C’est simple, là tu es en train de passer 2h35 avec moi et tu t’ennuies profondément. Si tu avais été au cinéma à la place, ce serait peut-être la même chose mais au moins tu pourrais dormir.

Acteurs, films, critiques… Vous égratignez quelque peu le monde du cinéma, quels sont les retours dans le milieu, si vous en avez ?

Le livre vient à peine de sortir donc on n’en a pas vraiment. Jean Dujardin a trouvé ça drôle, son frère aussi, et il semblait presque étonné qu’on n’ait pas un pied dans le milieu, car il trouvait certaines descriptions de celui-ci bien vues. On n’exclut pas de se prendre quelques procès dans les semaines à venir cela dit.

Dans Ciné Club Sandwich, il y a une rubrique consacrée aux duels de films.

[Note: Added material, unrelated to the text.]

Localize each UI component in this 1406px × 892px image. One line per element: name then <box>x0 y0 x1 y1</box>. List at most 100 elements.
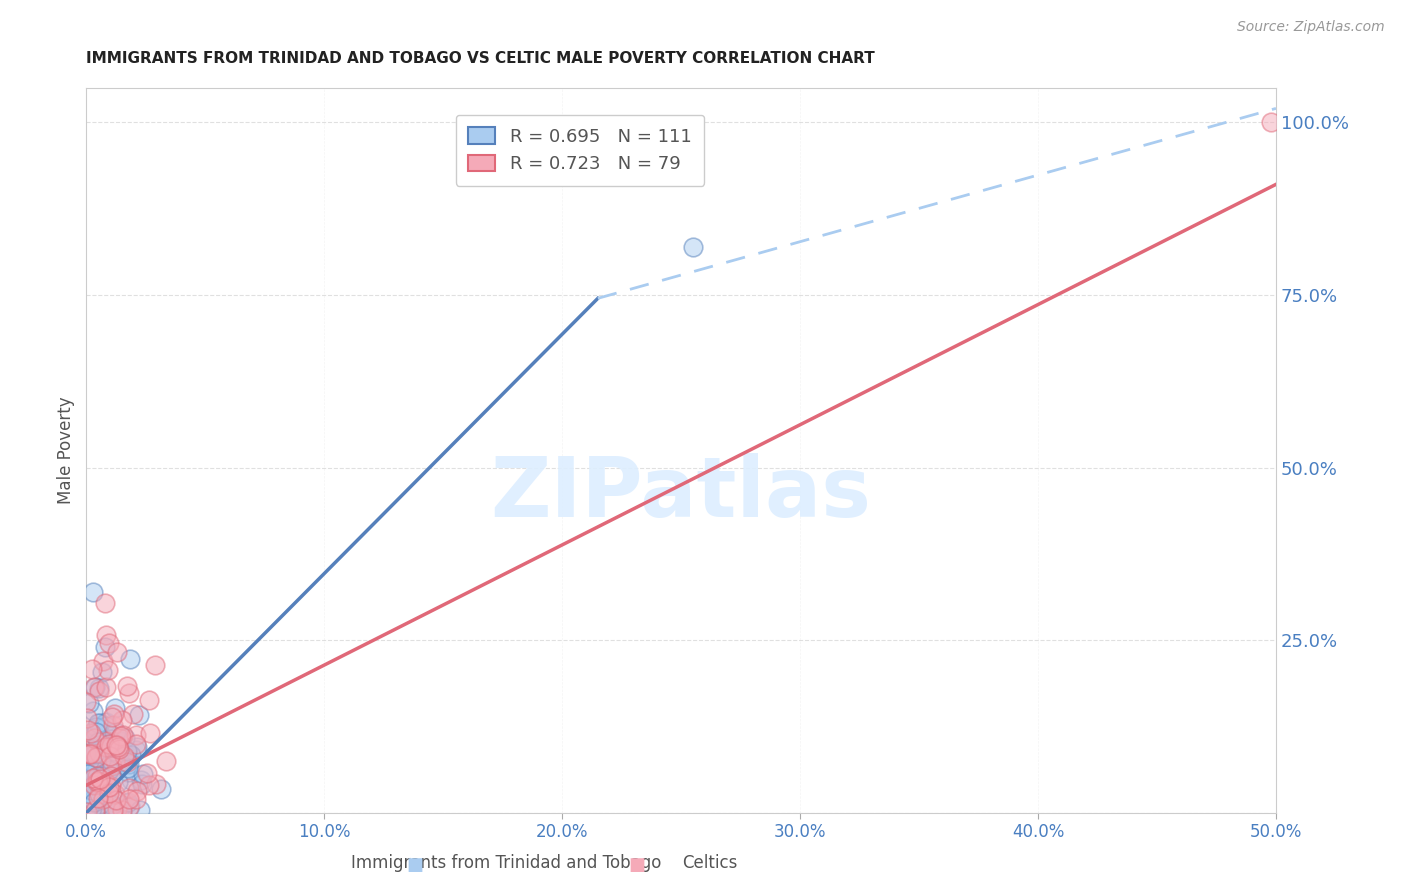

Pourriez-vous nous en citer un ou deux autres auxquels vous n’avez pas pensé et qui auraient mérité d’y figurer ?

On en a plein en stock. Malcolm X vs X MenSaw VI vs SteakLa Marche de l’empereur vs TitanicLa cité de la joie vs. La cité de la peurDancer in the dark vs What we do in the shadowsLes huit salopards vs Huit femmes… après, pour pouvoir les lire dans un éventuel Tome 2 un jour, faudrait d’abord que vous achetiez le Tome 1. Sinon ça va faire comme après l’échec de La Momie avec Tom Cruise, on aura jamais la suite, mais je suis le seul à en être triste je pense.

Vous abordez aussi le thème des cérémonies de récompenses, qu’est-ce qui vous intéresse là dedans ?

À la base, rien ! C’est quand même assez idiot d’organiser une compétition pour désigner le meilleur film, le meilleur acteur, le meilleur perchiste… on parle de trucs complètement subjectifs, c’est pas les JO. Mais ce qui est amusant c’est l’importance démesurée que ça prend dans les médias, le lobbying des producteurs pour faire gagner leurs poulains, les discours souvent ridicules des vainqueurs (surtout en France, c’est peut-être ce qu’il nous reste de l’exception culturelle). On en parle d’ailleurs dans le bouquin avec un tuto assez complet pour faire un bon discours de remise de prix.

Justement pour finir, mouillez-vous et donnez-nous le film qui sera le plus primé aux Oscars 2019 ?

Les Oscars, c’est difficile. Aux Césars, généralement quand Jacques Audiard est là ça facilite déjà beaucoup les pronostics. Depuis l’affaire Weinstein, c’est beaucoup trop incertain, un favori peut tomber à tout moment à cause d’une affaire dégueulasse à une semaine de la cérémonie. Je dirais First Man de Damien Chazelle, je ne l’ai pas vu mais il a une bonne tête de vainqueur, surtout après que La La Land l’ait loupé il y a deux ans. Après secrètement, j’espère qu’ils vont se tromper d’enveloppe et que Rampage avec Dwayne Johnson va l’emporter.